Patates- Soğan ithal etme meselesine gelince Türk halkı yiğittir, bu yiğit halkımızı kuru soğana muhtaç etmemenizi rica ediyorum.

Cennet ülkemizde dört mevsimi yaşadığımız halde, tarım ve hayvancılıkta dışa bağımlı olan bir ülkenin bilim ve teknoloji de kendi kendine yetebilmesi fikrini aklım almıyor!

Savunma sanayi konusuna gelince, F-35’ler için elin Amerikalısı’nın ağzından çıkacak cümleleri takip etmeyi bir Türk vatandaşı olarak içime sindiremiyorum.

Son olarak, bundan 16 yıl önce söz verdiğiniz gibi 1 Amerikan Dolar’ının 1 Türk Lirası olacağı günleri sabırsızlıkla bekliyorum!

***

Bu arada unutmadan ben demokrasi aşığı bir gazeteciyim!

Bir gazetecinin siyasetle ve siyasetçiyle doğrudan ilişki kurup mesleğe devam etmesine kesinlikle karşıyım.

Şunun bilinmesini isterim ki; benim için aslında seçimleri kimin kazandığının pek bir önemi yok!

Yukarıda sayıp arzu ettiğim şeyleri önümüzdeki 5 yıl içerisinde Recep Tayyip Erdoğan yaptığı taktir de 2023’de oyum kendisinedir belirtmek isterim.

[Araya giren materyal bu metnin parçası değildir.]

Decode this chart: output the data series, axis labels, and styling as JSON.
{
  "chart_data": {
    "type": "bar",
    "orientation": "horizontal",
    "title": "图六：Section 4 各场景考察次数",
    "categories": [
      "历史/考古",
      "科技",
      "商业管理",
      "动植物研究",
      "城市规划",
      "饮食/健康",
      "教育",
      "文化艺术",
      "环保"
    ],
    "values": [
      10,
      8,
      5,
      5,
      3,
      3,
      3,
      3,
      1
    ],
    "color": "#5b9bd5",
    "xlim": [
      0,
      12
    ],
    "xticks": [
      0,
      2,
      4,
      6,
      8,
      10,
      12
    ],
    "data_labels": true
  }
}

Not: Yarın Kayseri’deki seçim sonuçlarını değerlendireceğim. Yaşadığım sağlık sorunlarım nedeniyle köşe yazılarımı ihmal ettiğim için siz değerleri okurlarımdan özür diliyorum. Bundan sonra elimden geldiğince, dilim döndükçe daha sık yazı yazmaya çalışacağımın sözünü vererek hepinize saygılar sunuyorum.